Kamal-Saadi thinks a sale of BB10 would attract a new entrant to the mobile market, such as Amazon or Yahoo. ‘Imagine when your phone will become the controller of your car, your fridge and your TV,’ he says. ‘You’ll need a cross platform. QNX could be adapted and that’s a huge strength for people that want to go to that next stage where the phone becomes the hub or remote control.’
Whatever happens, with BlackBerry about to report its second quarter results at the end of September, an announcement is expected very soon. ‘The board needs to sell as soon as possible,’ says Kamal-Saadi. ‘Every day loses value to shareholders and the business.’
But if one thing is certain, there is no coming back for BlackBerry. ‘It will never get back to the glory days; if it survives it will be in a different form,’ Dawson says. ‘But which asset will provide the revenue stream?
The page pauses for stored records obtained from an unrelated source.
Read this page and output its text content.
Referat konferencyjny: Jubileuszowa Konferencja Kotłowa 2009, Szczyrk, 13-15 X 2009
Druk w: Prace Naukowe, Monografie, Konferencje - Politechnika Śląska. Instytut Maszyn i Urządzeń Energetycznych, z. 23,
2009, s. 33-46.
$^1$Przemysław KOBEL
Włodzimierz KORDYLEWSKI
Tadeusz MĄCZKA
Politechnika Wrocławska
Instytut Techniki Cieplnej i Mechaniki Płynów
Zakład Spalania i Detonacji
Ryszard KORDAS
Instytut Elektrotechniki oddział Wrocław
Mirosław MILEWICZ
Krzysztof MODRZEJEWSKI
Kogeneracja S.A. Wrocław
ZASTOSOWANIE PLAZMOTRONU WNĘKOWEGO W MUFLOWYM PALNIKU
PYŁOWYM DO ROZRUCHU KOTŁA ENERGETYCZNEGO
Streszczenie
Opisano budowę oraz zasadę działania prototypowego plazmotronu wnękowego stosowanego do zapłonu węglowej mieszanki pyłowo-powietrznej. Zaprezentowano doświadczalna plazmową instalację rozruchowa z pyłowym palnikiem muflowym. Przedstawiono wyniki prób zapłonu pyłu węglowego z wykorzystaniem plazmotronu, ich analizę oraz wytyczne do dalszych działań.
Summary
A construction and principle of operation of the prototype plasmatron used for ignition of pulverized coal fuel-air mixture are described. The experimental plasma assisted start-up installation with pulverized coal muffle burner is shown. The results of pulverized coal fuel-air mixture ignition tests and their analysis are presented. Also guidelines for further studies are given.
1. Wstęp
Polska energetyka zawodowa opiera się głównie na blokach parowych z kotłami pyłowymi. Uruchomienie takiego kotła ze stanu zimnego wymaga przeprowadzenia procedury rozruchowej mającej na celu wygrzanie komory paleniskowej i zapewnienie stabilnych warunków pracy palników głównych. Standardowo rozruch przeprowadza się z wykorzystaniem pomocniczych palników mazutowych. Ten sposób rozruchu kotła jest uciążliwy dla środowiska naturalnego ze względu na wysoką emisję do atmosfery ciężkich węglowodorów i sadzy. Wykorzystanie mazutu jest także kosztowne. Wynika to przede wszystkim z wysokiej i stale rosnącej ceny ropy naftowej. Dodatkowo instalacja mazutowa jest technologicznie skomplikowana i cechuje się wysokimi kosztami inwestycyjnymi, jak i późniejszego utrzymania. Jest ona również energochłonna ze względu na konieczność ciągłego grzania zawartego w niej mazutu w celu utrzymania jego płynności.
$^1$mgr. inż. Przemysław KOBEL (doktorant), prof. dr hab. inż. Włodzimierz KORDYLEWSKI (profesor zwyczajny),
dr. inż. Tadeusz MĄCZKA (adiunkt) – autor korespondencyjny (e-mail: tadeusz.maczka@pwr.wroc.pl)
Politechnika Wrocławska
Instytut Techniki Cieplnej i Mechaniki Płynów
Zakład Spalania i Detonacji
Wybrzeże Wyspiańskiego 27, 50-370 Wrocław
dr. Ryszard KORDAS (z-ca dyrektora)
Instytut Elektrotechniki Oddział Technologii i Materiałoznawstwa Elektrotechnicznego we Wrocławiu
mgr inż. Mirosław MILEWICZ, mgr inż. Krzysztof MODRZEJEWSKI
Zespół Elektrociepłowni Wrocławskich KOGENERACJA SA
Device revenues are dropping so if they don’t sell, it needs to find a way of making money from something else.’
BlackBerry should play on its strengths by licensing its email infrastructure to be sold as a separate app, according to Sami Mughal, hardware design engineer and founder of OxGadgets.
‘I would like to see their email infrastructure, probably as the BB HUB, appear as an app on the Android, WP8 and iOS platforms,’ Mughal says.
Meanwhile, BlackBerry hardware might be better suited to an operating system such as Android or Ubuntu, he suggests. ‘BlackBerry already has a big following in the business world, and it can still carry on as email and browsing devices, but running a different OS.’
BlackBerry did have flashes of brilliance such as its BlackBerry Messenger Service (BBM). But in 2011, when the instant messaging service was used to communicate during the London riots, BlackBerry’s reputation arguably became tarnished.
It was followed by several embarrassing outages, for which BlackBerry was forced to apologise. ‘BBM is one of the core parts of the firm – it became popular with teens in certain markets at least,’ Ovum’s Dawson says, adding that although the London riots created ‘brief PR problems, it’s been overblown’.
BlackBerry has recently added more enterprise-centric features to BBM, such as screen-sharing, video and voice calling, and its channels product for brands, signalling a possible survival for the tool in the business market.